Blackout (1950)
it's just like this when you're blind
28 July 2008
Warning: Spoilers
"At first it seemed just like every other day", says a voice-over that, bizarrely, sounds uncannily like Nicholas Ridley, 1980s Tory oligarch and NIMBY hater. But hold! Maxwell Reed, Mr Joan Collins no less, is strolling along outside a country house, white sticked (he's blind, like), trilby hatted and three piece suited - and this is a film, of course, not some political nightmare, that's why it's on IMDb.

"As I walked towards the lodge gates, I remember the feeling I got – a sort of tingling in the spine." Oh dear. This is dreadful. It's also hard at first to connect Reid's voice-over, for it is he, with his real time voice on screen and its quasi American tough guy quips. Still, Benny the gatekeeper is here to smooth things over. "Who's doing the op for you, sir?" (Reed is about to have his sight restored). "Dr. Langley" (Reed says this very strangely.) "Oh, you'll be alright with him." "Yeh, sure I will", replies Reed. "Look, I only asked", Benny might have replied.
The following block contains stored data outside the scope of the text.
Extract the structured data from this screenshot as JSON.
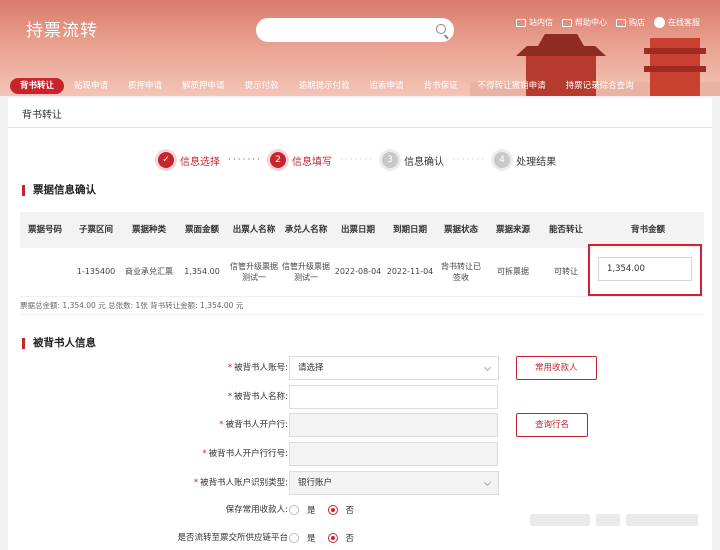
{
  "header": {
    "brand": "持票流转",
    "tools": [
      "站内信",
      "帮助中心",
      "购店",
      "在线客服"
    ]
  },
  "nav": [
    "背书转让",
    "贴现申请",
    "质押申请",
    "解质押申请",
    "提示付款",
    "逾期提示付款",
    "追索申请",
    "背书保证",
    "不得转让撤销申请",
    "持票记录综合查询"
  ],
  "page": {
    "breadcrumb": "背书转让"
  },
  "steps": [
    {
      "num": "✓",
      "label": "信息选择",
      "state": "done"
    },
    {
      "num": "2",
      "label": "信息填写",
      "state": "current"
    },
    {
      "num": "3",
      "label": "信息确认",
      "state": "todo"
    },
    {
      "num": "4",
      "label": "处理结果",
      "state": "todo"
    }
  ],
  "bill_section": {
    "title": "票据信息确认",
    "columns": [
      "票据号码",
      "子票区间",
      "票据种类",
      "票面金额",
      "出票人名称",
      "承兑人名称",
      "出票日期",
      "到期日期",
      "票据状态",
      "票据来源",
      "能否转让",
      "背书金额"
    ],
    "row": [
      "",
      "1-135400",
      "商业承兑汇票",
      "1,354.00",
      "信管升级票据测试一",
      "信管升级票据测试一",
      "2022-08-04",
      "2022-11-04",
      "背书转让已签收",
      "可拆票据",
      "可转让"
    ],
    "endorse_amount": "1,354.00",
    "summary": "票据总金额: 1,354.00 元 总张数: 1张 背书转让金额: 1,354.00 元"
  },
  "endorsee_section": {
    "title": "被背书人信息",
    "fields": {
      "account_label": "被背书人账号:",
      "account_value": "请选择",
      "name_label": "被背书人名称:",
      "bank_label": "被背书人开户行:",
      "bank_no_label": "被背书人开户行行号:",
      "acct_type_label": "被背书人账户识别类型:",
      "acct_type_value": "银行账户",
      "save_label": "保存常用收款人:",
      "platform_label": "是否流转至票交所供应链平台"
    },
    "buttons": {
      "common_payee": "常用收款人",
      "query_bank": "查询行名"
    },
    "radio": {
      "yes": "是",
      "no": "否"
    }
  },
  "colors": {
    "accent": "#c9242e"
  }
}
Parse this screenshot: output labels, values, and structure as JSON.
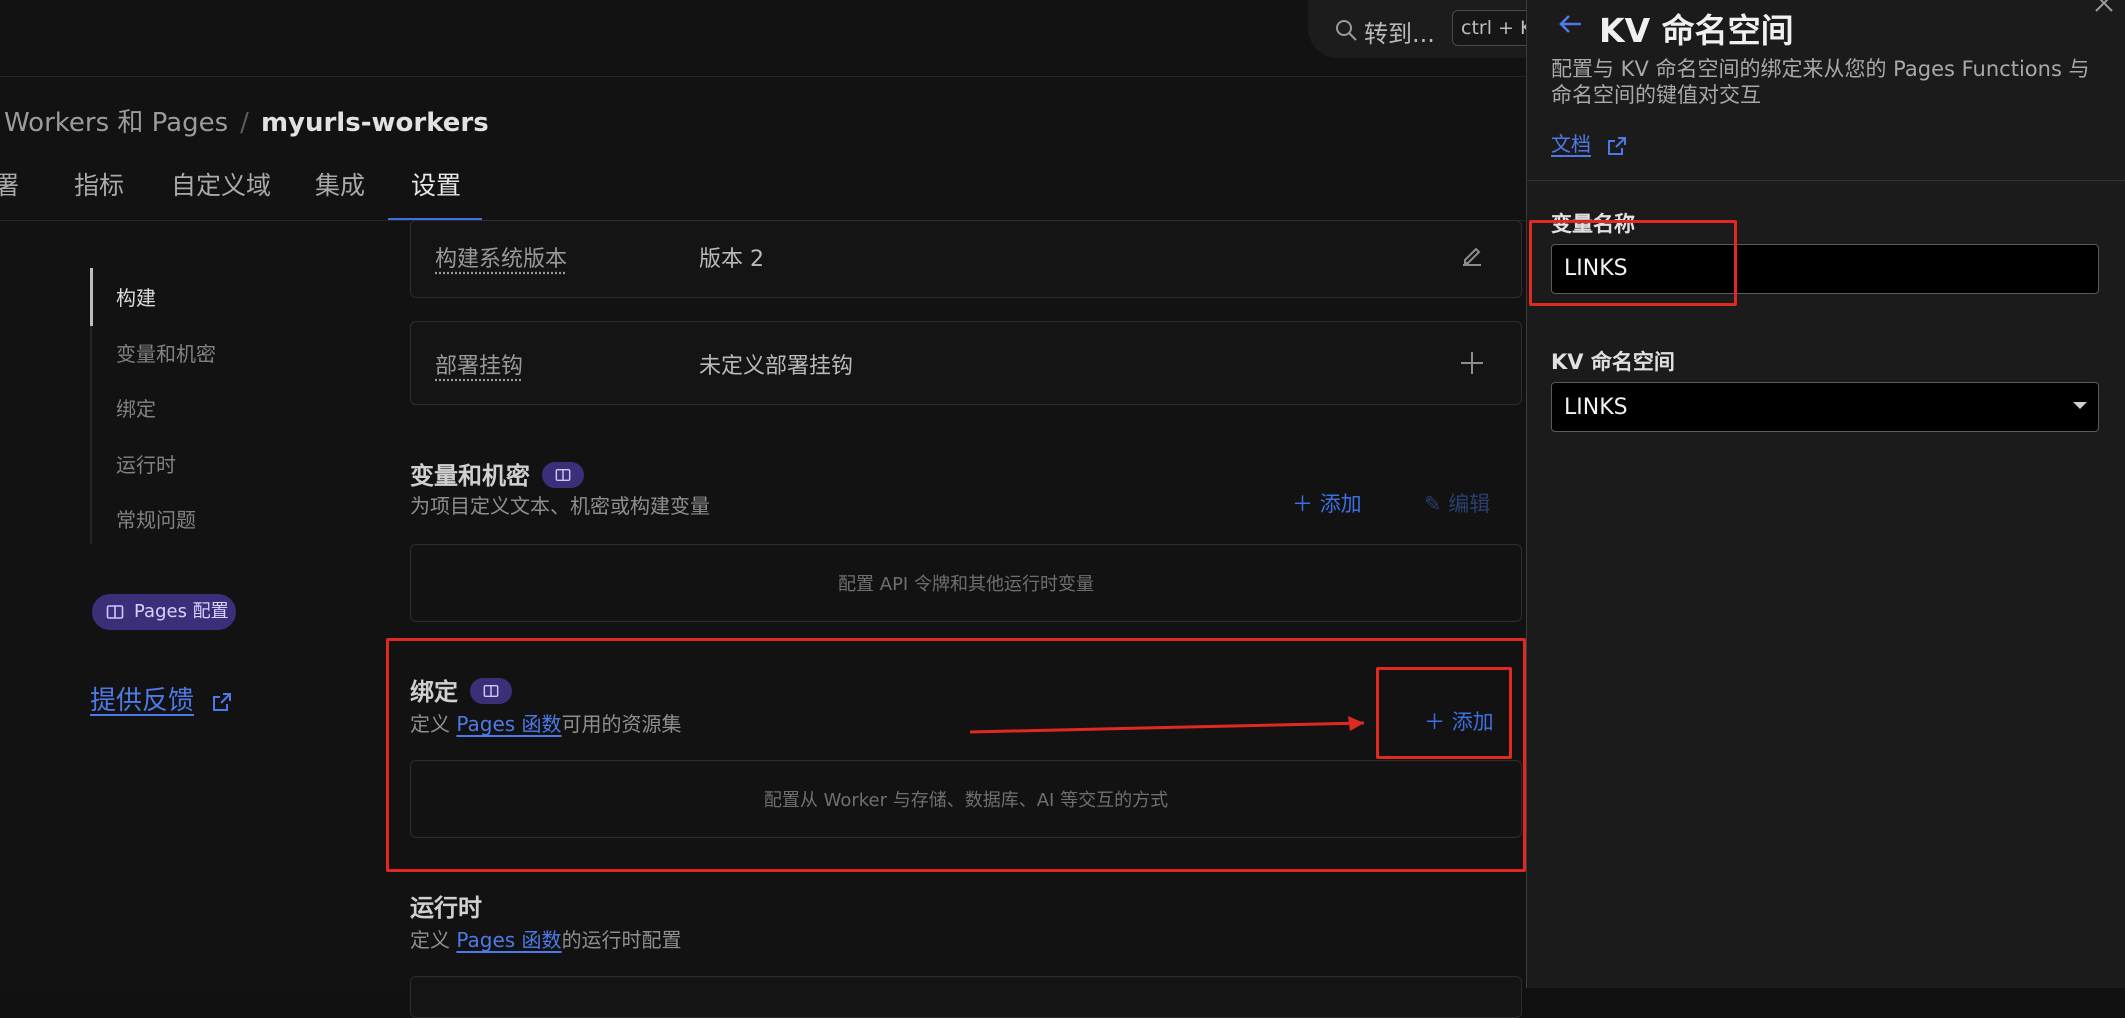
{
  "search": {
    "placeholder": "转到...",
    "shortcut": "ctrl + K"
  },
  "breadcrumb": {
    "parent": "Workers 和 Pages",
    "separator": "/",
    "current": "myurls-workers"
  },
  "tabs": [
    {
      "label": "署"
    },
    {
      "label": "指标"
    },
    {
      "label": "自定义域"
    },
    {
      "label": "集成"
    },
    {
      "label": "设置"
    }
  ],
  "sidenav": {
    "items": [
      {
        "label": "构建"
      },
      {
        "label": "变量和机密"
      },
      {
        "label": "绑定"
      },
      {
        "label": "运行时"
      },
      {
        "label": "常规问题"
      }
    ],
    "pages_config_label": "Pages 配置",
    "feedback_label": "提供反馈"
  },
  "build_version": {
    "label": "构建系统版本",
    "value": "版本 2"
  },
  "deploy_hooks": {
    "label": "部署挂钩",
    "value": "未定义部署挂钩"
  },
  "variables": {
    "title": "变量和机密",
    "description": "为项目定义文本、机密或构建变量",
    "add_label": "添加",
    "edit_label": "编辑",
    "empty_text": "配置 API 令牌和其他运行时变量"
  },
  "bindings": {
    "title": "绑定",
    "desc_prefix": "定义 ",
    "desc_link": "Pages 函数",
    "desc_suffix": "可用的资源集",
    "add_label": "添加",
    "empty_text": "配置从 Worker 与存储、数据库、AI 等交互的方式"
  },
  "runtime": {
    "title": "运行时",
    "desc_prefix": "定义 ",
    "desc_link": "Pages 函数",
    "desc_suffix": "的运行时配置"
  },
  "panel": {
    "title": "KV 命名空间",
    "description": "配置与 KV 命名空间的绑定来从您的 Pages Functions 与命名空间的键值对交互",
    "docs_label": "文档",
    "var_name_label": "变量名称",
    "var_name_value": "LINKS",
    "kv_namespace_label": "KV 命名空间",
    "kv_namespace_value": "LINKS"
  },
  "colors": {
    "accent": "#3f6fe0",
    "link": "#4e79e8",
    "highlight_red": "#e02a21",
    "badge": "#3b2f7a"
  }
}
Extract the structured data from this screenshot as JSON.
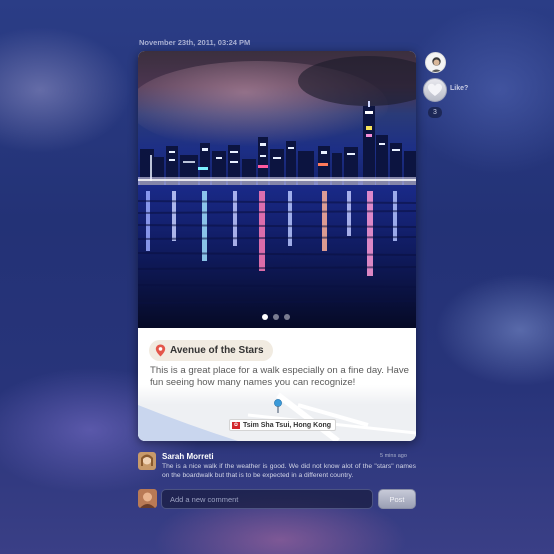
{
  "post": {
    "timestamp": "November 23th, 2011, 03:24 PM",
    "place_name": "Avenue of the Stars",
    "description": "This is a great place for a walk especially on a fine day. Have fun seeing how many names you can recognize!",
    "location": "Tsim Sha Tsui, Hong Kong",
    "carousel": {
      "total": 3,
      "active": 1
    }
  },
  "sidebar": {
    "like_label": "Like?",
    "like_count": "3"
  },
  "comment": {
    "author": "Sarah Morreti",
    "time": "5 mins ago",
    "text": "The is a nice walk if the weather is good. We did not know alot of the \"stars\" names on the boardwalk but that is to be expected in a different country."
  },
  "compose": {
    "placeholder": "Add a new comment",
    "post_label": "Post"
  },
  "colors": {
    "background": "#233276",
    "pill": "#f1ebe1",
    "pin": "#e4574b",
    "flag": "#d3262b"
  },
  "icons": [
    "pin-icon",
    "heart-icon",
    "flag-icon",
    "map-pin-icon"
  ]
}
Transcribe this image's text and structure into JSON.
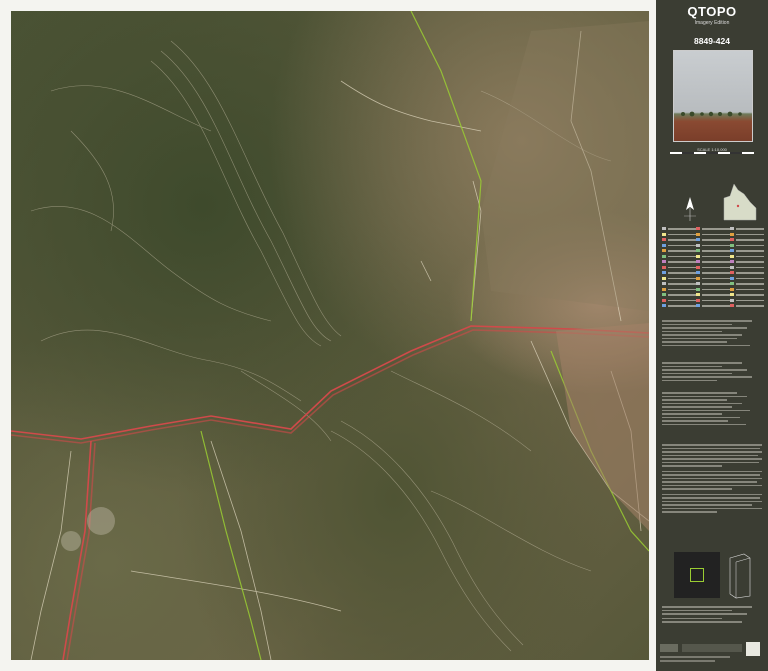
{
  "panel": {
    "title": "QTOPO",
    "subtitle": "Imagery Edition",
    "sheet_number": "8849-424",
    "scale": "SCALE 1:10,000"
  },
  "colors": {
    "panel_bg": "#3b3d33",
    "road_main": "#d04a4a",
    "boundary": "#9acd32",
    "contour": "#c8c0a8",
    "track": "#e8e0c8"
  },
  "icons": {
    "north_arrow": "north-arrow-icon",
    "state_locator": "queensland-locator-icon"
  }
}
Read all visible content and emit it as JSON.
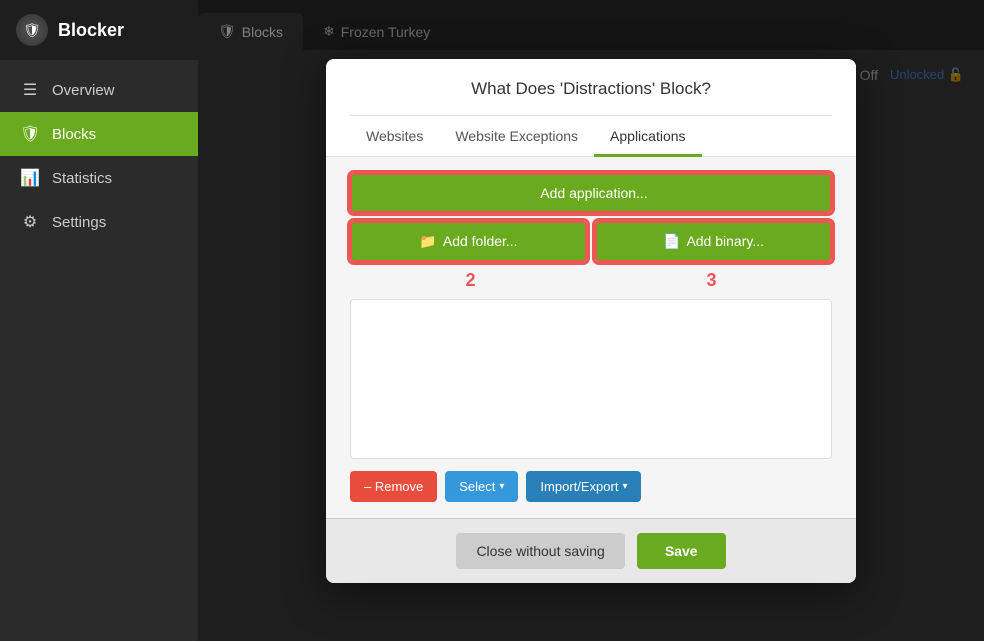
{
  "app": {
    "name": "Blocker",
    "logo": "🛡"
  },
  "sidebar": {
    "items": [
      {
        "id": "overview",
        "label": "Overview",
        "icon": "≡",
        "active": false
      },
      {
        "id": "blocks",
        "label": "Blocks",
        "icon": "🛡",
        "active": true
      },
      {
        "id": "statistics",
        "label": "Statistics",
        "icon": "📊",
        "active": false
      },
      {
        "id": "settings",
        "label": "Settings",
        "icon": "⚙",
        "active": false
      }
    ]
  },
  "tabs": [
    {
      "id": "blocks",
      "label": "Blocks",
      "icon": "🛡",
      "active": true
    },
    {
      "id": "frozen-turkey",
      "label": "Frozen Turkey",
      "icon": "❄",
      "active": false
    }
  ],
  "toolbar": {
    "hamburger": "≡",
    "toggle_state": "Off",
    "unlocked_label": "Unlocked",
    "lock_icon": "🔓"
  },
  "modal": {
    "title": "What Does 'Distractions' Block?",
    "tabs": [
      {
        "id": "websites",
        "label": "Websites",
        "active": false
      },
      {
        "id": "website-exceptions",
        "label": "Website Exceptions",
        "active": false
      },
      {
        "id": "applications",
        "label": "Applications",
        "active": true
      }
    ],
    "add_application_label": "Add application...",
    "add_application_icon": "",
    "add_folder_label": "Add folder...",
    "add_folder_icon": "📁",
    "add_binary_label": "Add binary...",
    "add_binary_icon": "📄",
    "badge_2": "2",
    "badge_3": "3",
    "actions": {
      "remove_label": "– Remove",
      "select_label": "Select",
      "import_export_label": "Import/Export"
    },
    "footer": {
      "close_label": "Close without saving",
      "save_label": "Save"
    }
  }
}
Before the op though Max wants to party. So via a drive through some classic English countryside – and Big Ben by night – he is dropped, although not literally, in Kensington. Or is he? Here we have the main problem with "Blackout". Despite it being a great idea for a film - blind man "witnesses" a murder but doesn't know who the murderers are or who has been murdered or even where he is - cast and crew are unable to exploit its central idea. There are some nice touches – typical baddie Eric Pohlmann trimming his moustache in a mirror; Reed reflected double in the windows of corner shop; and the climax features Reed confronting Pohlmann after shooting out the houselights. The villain of the piece experiences the "blackout" that was Reed's previous misfortune.

There's also the usual time capsule quality to film's of this era – Dinah Sheridan, popping out to meet Reed, dressed in a fur coat; and buses trundling passed, advertising Drink A Mann's Beer.

Once Reed's sight is restored, he talks straight American. Is this an analogy for old world England emerging in the post war light and throwing off its class based chains – or is Reed just a bit rubbish?

Reminds me of a story my old mum used to tell about a male youth in early 50s Birkenhead who affected an American accent – because he thought it was cool. His father sent him to a psychiatrist.